Bermuda is a choice destination for both sun worshipers and history buffs, boasting some of the most beautiful beaches in the world, and the oldest settlement in the Western Hemisphere. Throw in shopping, museums, a renowned aquarium and zoo, and unique natural attractions, and you'll quickly see why a cruise to Bermuda offers truly something for everyone. Read on to explore things to do in Bermuda.
St. George Island in Bermuda is home to the oldest continually inhabited English settlement in the Western Hemisphere. In 1609, the English ship Sea Venture, bound for the Jamestown Colony in America, wrecked offshore of St. George Island. A permanent settlement was established in 1612. Today it’s a UNESCO World Heritage Site complete with historic churches, forts, and museums.
Visiting the settlement today is like stepping back in time. Stroll along narrow, cobblestone streets with early-English names like “Shinbone Alley,” and “Needle & Thread Alley.” The first things a 17th century settlement needed were a church and a fort, and St. George Island has both historic structures.
St. Peter’s Church is more than 400 years old. Established in 1612, it is the oldest Anglican Church in the Americas. Visitors to the church today will see the altar made of hand-carved red cedar, candlelit chandeliers, an 18th century throne salvaged from a shipwreck and communion silver believed to be more than 900 years old, gifted to the church by King William III in 1697. The church’s graveyard has headstones dating back 300 years.
Fort St. Catherine was constructed in 1614, as protection against invaders and pirates. It towers above the pink sand beach where settlers from the Sea Venture came ashore in 1609. Today, the fort has been fully restored. Visitors will enjoy fantastic views from the looming ramparts and are free to explore the towers, period artillery, and tunnels and chambers drilled into the terra firma.
A favorite spot on St. George Island for photographs and weddings is the Unfinished Church. Construction on the church was started in 1874, but when a tornado tore the roof off the church in 1925, plans were put on hold. The church was never completed.

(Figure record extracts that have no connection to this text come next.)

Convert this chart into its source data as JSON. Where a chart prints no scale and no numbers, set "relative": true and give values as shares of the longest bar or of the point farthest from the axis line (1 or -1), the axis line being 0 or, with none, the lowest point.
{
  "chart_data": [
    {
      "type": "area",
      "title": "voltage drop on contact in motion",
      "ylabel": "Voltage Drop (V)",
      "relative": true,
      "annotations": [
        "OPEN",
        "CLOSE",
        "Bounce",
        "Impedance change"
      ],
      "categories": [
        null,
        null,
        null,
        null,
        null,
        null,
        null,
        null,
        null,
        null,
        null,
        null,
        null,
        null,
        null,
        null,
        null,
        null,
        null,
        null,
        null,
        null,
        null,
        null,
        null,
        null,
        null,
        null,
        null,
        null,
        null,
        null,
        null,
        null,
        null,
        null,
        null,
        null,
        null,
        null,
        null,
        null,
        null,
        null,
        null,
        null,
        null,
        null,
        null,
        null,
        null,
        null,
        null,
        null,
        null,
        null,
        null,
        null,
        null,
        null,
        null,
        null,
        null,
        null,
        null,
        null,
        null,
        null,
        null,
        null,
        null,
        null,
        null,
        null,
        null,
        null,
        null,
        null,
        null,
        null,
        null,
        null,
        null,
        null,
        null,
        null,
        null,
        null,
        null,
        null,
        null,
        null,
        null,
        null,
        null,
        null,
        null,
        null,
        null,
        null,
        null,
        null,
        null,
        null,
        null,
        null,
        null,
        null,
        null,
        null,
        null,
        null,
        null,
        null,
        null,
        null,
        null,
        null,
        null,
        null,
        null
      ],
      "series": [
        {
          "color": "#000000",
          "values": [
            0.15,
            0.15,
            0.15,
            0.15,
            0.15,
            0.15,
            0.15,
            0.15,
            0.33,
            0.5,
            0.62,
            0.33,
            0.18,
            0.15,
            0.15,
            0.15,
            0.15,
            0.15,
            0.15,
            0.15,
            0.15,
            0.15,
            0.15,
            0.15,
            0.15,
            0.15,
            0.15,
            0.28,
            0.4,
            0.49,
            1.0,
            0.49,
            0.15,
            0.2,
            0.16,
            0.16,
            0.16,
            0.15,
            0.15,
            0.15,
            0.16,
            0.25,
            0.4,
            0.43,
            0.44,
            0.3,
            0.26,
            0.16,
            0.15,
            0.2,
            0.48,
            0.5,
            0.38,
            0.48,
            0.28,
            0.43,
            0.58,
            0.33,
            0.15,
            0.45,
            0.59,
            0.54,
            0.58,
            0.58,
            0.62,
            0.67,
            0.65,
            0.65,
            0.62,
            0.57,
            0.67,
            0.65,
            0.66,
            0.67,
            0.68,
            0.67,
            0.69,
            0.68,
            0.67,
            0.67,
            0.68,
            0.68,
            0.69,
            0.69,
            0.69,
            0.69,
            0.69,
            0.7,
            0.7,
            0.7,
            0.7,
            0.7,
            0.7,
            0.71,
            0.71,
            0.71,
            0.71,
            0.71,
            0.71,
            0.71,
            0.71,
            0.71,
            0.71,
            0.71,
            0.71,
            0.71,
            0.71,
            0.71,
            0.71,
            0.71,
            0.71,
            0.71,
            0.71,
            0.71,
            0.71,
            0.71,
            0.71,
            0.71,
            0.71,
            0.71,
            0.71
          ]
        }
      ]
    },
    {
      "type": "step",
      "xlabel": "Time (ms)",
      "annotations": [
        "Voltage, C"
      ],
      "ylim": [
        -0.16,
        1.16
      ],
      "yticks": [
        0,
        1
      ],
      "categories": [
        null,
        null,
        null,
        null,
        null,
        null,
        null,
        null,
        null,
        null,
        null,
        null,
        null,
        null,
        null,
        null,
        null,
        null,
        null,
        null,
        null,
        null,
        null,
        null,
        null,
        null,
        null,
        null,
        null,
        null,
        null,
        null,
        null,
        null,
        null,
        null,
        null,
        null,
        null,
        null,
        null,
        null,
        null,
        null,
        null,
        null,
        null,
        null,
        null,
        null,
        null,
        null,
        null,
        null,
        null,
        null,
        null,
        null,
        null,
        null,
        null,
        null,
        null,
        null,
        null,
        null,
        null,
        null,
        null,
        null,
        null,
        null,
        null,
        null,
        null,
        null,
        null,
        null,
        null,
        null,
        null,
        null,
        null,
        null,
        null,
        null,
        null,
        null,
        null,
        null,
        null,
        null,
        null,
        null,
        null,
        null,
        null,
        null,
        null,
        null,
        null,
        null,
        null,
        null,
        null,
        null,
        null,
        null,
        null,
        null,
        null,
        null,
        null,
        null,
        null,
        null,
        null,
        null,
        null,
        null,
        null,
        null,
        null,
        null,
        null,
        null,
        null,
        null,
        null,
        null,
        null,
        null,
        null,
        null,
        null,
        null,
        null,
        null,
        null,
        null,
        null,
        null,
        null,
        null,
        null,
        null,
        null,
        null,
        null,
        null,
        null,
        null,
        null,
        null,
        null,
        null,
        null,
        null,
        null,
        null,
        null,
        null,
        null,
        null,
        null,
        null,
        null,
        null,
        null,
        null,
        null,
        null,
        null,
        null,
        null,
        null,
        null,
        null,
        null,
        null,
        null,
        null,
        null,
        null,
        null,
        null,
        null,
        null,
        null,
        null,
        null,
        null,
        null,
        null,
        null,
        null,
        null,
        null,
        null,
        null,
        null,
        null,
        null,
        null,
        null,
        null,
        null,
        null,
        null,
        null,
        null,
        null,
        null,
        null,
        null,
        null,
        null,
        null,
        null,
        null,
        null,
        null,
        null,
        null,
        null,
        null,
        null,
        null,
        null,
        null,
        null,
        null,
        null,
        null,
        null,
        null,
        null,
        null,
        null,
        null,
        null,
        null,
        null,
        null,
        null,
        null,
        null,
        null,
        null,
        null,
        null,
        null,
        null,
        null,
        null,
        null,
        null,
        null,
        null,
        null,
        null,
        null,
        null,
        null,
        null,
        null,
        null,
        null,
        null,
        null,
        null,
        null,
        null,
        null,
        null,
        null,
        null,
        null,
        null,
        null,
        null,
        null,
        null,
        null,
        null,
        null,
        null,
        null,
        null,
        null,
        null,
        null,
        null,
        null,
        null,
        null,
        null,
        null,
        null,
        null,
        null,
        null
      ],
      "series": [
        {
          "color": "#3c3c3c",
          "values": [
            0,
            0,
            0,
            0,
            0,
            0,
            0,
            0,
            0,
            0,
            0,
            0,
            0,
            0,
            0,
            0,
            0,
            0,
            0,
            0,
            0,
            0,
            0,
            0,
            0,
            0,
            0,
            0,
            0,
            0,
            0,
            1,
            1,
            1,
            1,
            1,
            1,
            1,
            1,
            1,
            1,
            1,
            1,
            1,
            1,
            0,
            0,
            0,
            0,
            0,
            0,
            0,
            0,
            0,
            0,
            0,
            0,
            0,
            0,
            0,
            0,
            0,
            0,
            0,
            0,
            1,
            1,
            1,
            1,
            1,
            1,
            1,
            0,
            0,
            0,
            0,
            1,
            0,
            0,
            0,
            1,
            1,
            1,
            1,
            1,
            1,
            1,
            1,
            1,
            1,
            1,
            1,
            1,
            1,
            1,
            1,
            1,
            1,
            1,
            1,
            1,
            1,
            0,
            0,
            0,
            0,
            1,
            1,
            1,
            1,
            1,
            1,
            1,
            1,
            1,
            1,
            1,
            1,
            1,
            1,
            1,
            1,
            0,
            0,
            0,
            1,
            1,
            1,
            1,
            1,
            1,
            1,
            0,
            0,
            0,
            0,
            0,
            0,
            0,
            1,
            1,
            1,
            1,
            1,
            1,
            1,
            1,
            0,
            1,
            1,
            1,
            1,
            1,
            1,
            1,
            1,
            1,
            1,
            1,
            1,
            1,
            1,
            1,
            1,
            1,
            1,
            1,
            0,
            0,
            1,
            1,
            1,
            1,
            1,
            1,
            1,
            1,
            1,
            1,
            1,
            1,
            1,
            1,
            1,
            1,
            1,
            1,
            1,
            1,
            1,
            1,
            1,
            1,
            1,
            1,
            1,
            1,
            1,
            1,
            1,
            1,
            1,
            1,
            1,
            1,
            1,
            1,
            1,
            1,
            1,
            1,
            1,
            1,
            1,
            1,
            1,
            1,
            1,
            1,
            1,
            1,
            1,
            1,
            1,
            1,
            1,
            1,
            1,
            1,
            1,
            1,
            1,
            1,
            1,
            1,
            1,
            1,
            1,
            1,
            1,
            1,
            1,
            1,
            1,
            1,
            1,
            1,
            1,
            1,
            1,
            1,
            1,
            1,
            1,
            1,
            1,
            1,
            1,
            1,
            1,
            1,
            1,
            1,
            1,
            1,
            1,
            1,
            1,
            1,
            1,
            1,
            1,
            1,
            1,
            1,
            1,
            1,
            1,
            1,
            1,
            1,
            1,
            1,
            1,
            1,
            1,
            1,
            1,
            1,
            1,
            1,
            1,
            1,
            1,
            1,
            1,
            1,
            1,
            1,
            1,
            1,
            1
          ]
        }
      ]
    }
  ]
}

But Bermuda is much more than St. George. It wouldn’t be an island without some amazing beaches and if you see just one beach, make it Horseshoe Bay. The pink sand and warm waters rank this beach consistently as one of the most beautiful in the world. Calm waters and lifeguards on hand make this a great spot for children.
The Royal Navy Dockyard was once home to the British Royal Navy, but has been repurposed today to include restaurants, shops and artist studios. It’s the island spot for shopping. It’s also home to the National Museum of Bermuda, featuring exhibits on the island’s rich history, including shipwrecks, battles and more.
In 1907, two boys playing cricket discovered a small hole in the field spouting warm air. The find was investigated only to discover the Crystal Caves, a 30 million-year-old geological feature of white and pink stalactites looming over clear blue water. Visitors to the cave are treated to a colorful display of underground caverns.
It wouldn’t be an island without sea life, and one of the world’s oldest and more regarded aquariums is the Bermuda Aquarium, Museum and Zoo. A 140,000-gallon tank holds more than 200 species of fish and one of the largest living coral collections in the world.
Adjacent to the aquarium are the museum and zoo. The Natural History Museum features exhibits on Bermuda’s ecology and geology. The Zoo boasts more than 300 birds, reptiles and mammals, including species from the islands of the Galapagos and Madagascar.
There’s no shortage of options to explore on a cruise to beautiful Bermuda. Simply choose your adventure and go -even if your version of adventure is sitting beach-side worshiping the sun.